Obviously one doesn’t really want that much dextrose three times per day (during the loading phase), especially if we are trying to avoid refined sugars (and dextrose is at the top of the chart on the glycemic index). Therefore, you can either use only 3 teaspoons of dextrose (15 grams) to one of creatine, during the non-post-workout times of the day, or use grape juice (which may also be used for post-workout, if you wish to avoid the dextrose).

It is acceptable to add creatine to your protein shake, but you must not add it to orange juice, or coffee, as it is widely believed that these damage creatine, and reduce, or eliminate, its effectiveness.

Creatine is taken once or twice daily, after the loading phase, even on non-workout days (again, do not use the full dose of dextrose on these days), for about 30 days. It is then advisable to stop using creatine for 2 to 4 weeks, in order to ensure that the body does not shut down its own production of creatine (we produce an average of about 2 grams daily). After this period, you can begin the cycle over again, if you wish.

One alternative to spiking insulin levels with dextrose is to use a ½ teaspoon of baking soda with a full teaspoon of creatine. This effervescent reaction also improves uptake by the body. One authority has also suggested that it is more effective to simply divide the teaspoon of creatine into the three meals of the day, just sprinkling it onto the food. Both these alternatives are also recommended for anyone who finds creatine to be difficult to digest (occasionally it can cause stomach upset in some people).

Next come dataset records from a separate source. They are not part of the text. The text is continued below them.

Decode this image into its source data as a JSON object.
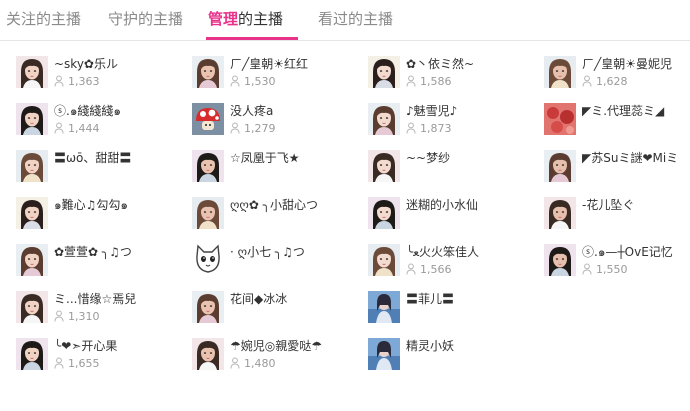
{
  "tabs": {
    "followed": "关注的主播",
    "guarded": "守护的主播",
    "managed_hl": "管理",
    "managed_rest": "的主播",
    "watched": "看过的主播"
  },
  "colors": {
    "accent": "#e8338b",
    "text": "#333333",
    "muted": "#9a9a9a"
  },
  "hosts": [
    {
      "name": "~sky✿乐ル",
      "fans": "1,363",
      "avatar": "portrait"
    },
    {
      "name": "ㄏ╱皇朝☀红红",
      "fans": "1,530",
      "avatar": "portrait"
    },
    {
      "name": "✿丶依ミ然~",
      "fans": "1,586",
      "avatar": "portrait"
    },
    {
      "name": "ㄏ╱皇朝☀曼妮児",
      "fans": "1,628",
      "avatar": "portrait"
    },
    {
      "name": "ⓢ.๑綫綫綫๑",
      "fans": "1,444",
      "avatar": "portrait"
    },
    {
      "name": "没人疼a",
      "fans": "1,279",
      "avatar": "mushroom"
    },
    {
      "name": "♪魅雪児♪",
      "fans": "1,873",
      "avatar": "portrait"
    },
    {
      "name": "◤ミ.代理蕊ミ◢",
      "fans": "",
      "avatar": "red"
    },
    {
      "name": "〓ωō、甜甜〓",
      "fans": "",
      "avatar": "portrait"
    },
    {
      "name": "☆凤凰于飞★",
      "fans": "",
      "avatar": "portrait"
    },
    {
      "name": "~~梦纱",
      "fans": "",
      "avatar": "portrait"
    },
    {
      "name": "◤苏Suミ謎❤Miミ",
      "fans": "",
      "avatar": "portrait"
    },
    {
      "name": "๑難心♫勾勾๑",
      "fans": "",
      "avatar": "portrait"
    },
    {
      "name": "ღღ✿ ╮小甜心つ",
      "fans": "",
      "avatar": "portrait"
    },
    {
      "name": "迷糊的小水仙",
      "fans": "",
      "avatar": "portrait"
    },
    {
      "name": "-花儿坠ぐ",
      "fans": "",
      "avatar": "portrait"
    },
    {
      "name": "✿萱萱✿ ╮♫つ",
      "fans": "",
      "avatar": "portrait"
    },
    {
      "name": "· ღ小七 ╮♫つ",
      "fans": "",
      "avatar": "cat"
    },
    {
      "name": "╰ﻌ火火笨佳人",
      "fans": "1,566",
      "avatar": "portrait"
    },
    {
      "name": "ⓢ.๑—┼OvE记忆",
      "fans": "1,550",
      "avatar": "portrait"
    },
    {
      "name": "ミ...惜缘☆焉兒",
      "fans": "1,310",
      "avatar": "portrait"
    },
    {
      "name": "花间◆冰冰",
      "fans": "",
      "avatar": "portrait"
    },
    {
      "name": "〓菲儿〓",
      "fans": "",
      "avatar": "blue"
    },
    {
      "name": "",
      "fans": "",
      "avatar": "none"
    },
    {
      "name": "╰❤➣开心果",
      "fans": "1,655",
      "avatar": "portrait"
    },
    {
      "name": "☂婉児◎親愛哒☂",
      "fans": "1,480",
      "avatar": "portrait"
    },
    {
      "name": "精灵小妖",
      "fans": "",
      "avatar": "blue"
    },
    {
      "name": "",
      "fans": "",
      "avatar": "none"
    }
  ]
}
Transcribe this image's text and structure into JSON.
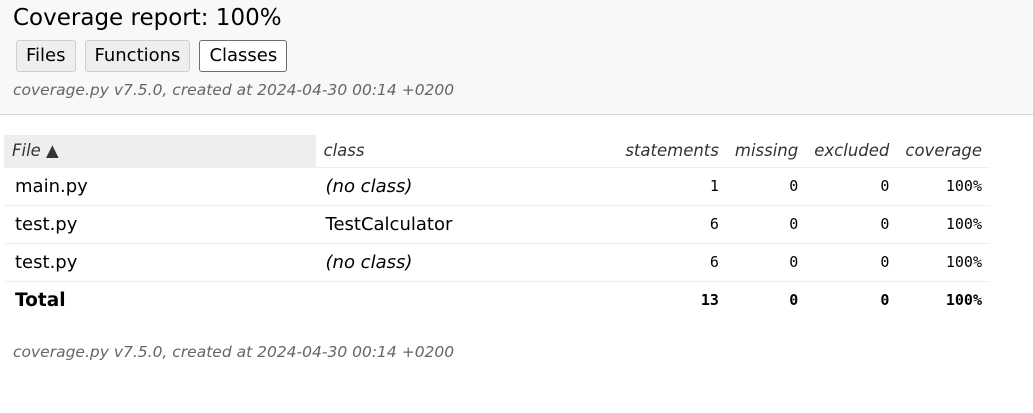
{
  "header": {
    "title": "Coverage report: 100%",
    "tabs": [
      {
        "label": "Files"
      },
      {
        "label": "Functions"
      },
      {
        "label": "Classes"
      }
    ],
    "meta": "coverage.py v7.5.0, created at 2024-04-30 00:14 +0200"
  },
  "table": {
    "columns": {
      "file": "File ▲",
      "class": "class",
      "statements": "statements",
      "missing": "missing",
      "excluded": "excluded",
      "coverage": "coverage"
    },
    "rows": [
      {
        "file": "main.py",
        "class": "(no class)",
        "statements": "1",
        "missing": "0",
        "excluded": "0",
        "coverage": "100%"
      },
      {
        "file": "test.py",
        "class": "TestCalculator",
        "statements": "6",
        "missing": "0",
        "excluded": "0",
        "coverage": "100%"
      },
      {
        "file": "test.py",
        "class": "(no class)",
        "statements": "6",
        "missing": "0",
        "excluded": "0",
        "coverage": "100%"
      }
    ],
    "total": {
      "label": "Total",
      "statements": "13",
      "missing": "0",
      "excluded": "0",
      "coverage": "100%"
    }
  },
  "footer": "coverage.py v7.5.0, created at 2024-04-30 00:14 +0200"
}
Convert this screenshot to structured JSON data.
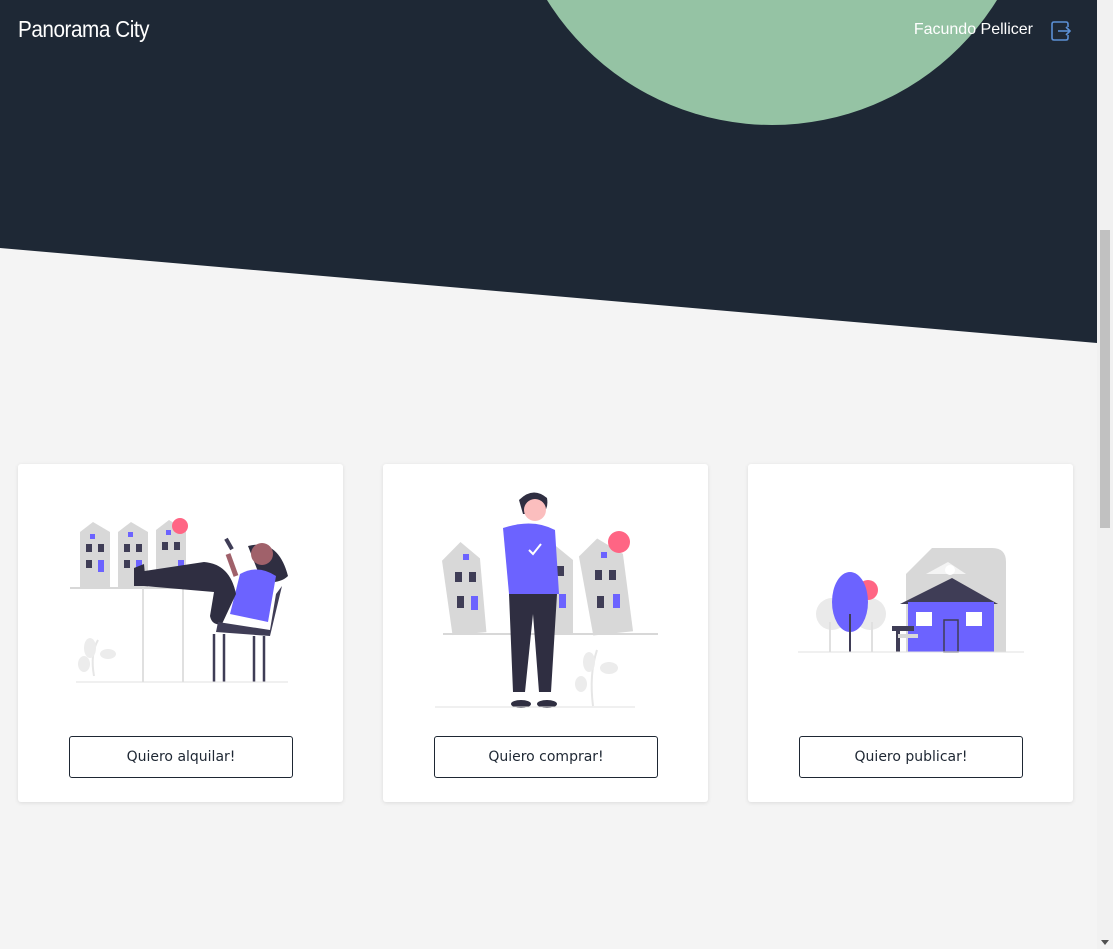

The isolated amino acid L-glutamine is the third most commonly used sports and fitness supplement, with protein, of course, being number one, and creatine being number two.

Added to your protein shake, L-glutamine will improve recovery time after extreme exercise and, used during the day, will help stabilize blood sugar levels.

L-glutamine also converts to glutathione (enhancing immune and detoxification pathways), glucosamine (repairing cartilage), n-acetyl-glucosamine (for healing the lining of the intestinal tract), and works to improve mood and mental function. On top of all that, glutamine can also raise growth hormone levels.

To raise growth hormone levels (for those middle-aged and older) simply mix half a teaspoon (2 grams or more) of L-glutamine with ¼ teaspoon of baking soda, and water. Taking this mixture on an empty stomach, first thing in the morning and/or before bed, has been shown in clinical studies to raise growth hormone levels by up to 400%. This, to a degree, rolls back the biological clock, enhancing fat burning, tissue repair, and immune function.


By understanding the basics of when and how to use protein, fats, and carbs, we attain the beginning of designing the optimal diet. Adding to that, the knowledge of good quality protein, bad quality carbohydrates (refined), and the ugly fats (over-heated and hydrogenated vegetable oils; in fact most polyunsaturated seed oils that are high in omega-6 fatty acids), we further define our diet.

To my way of thinking, the final touch is to incorporate the “Blood Type Diet”,  and to generally eat what grows within 500 miles of where you live, and in season (or naturally preserved), as suggested by the Macrobiotic dietary tradition.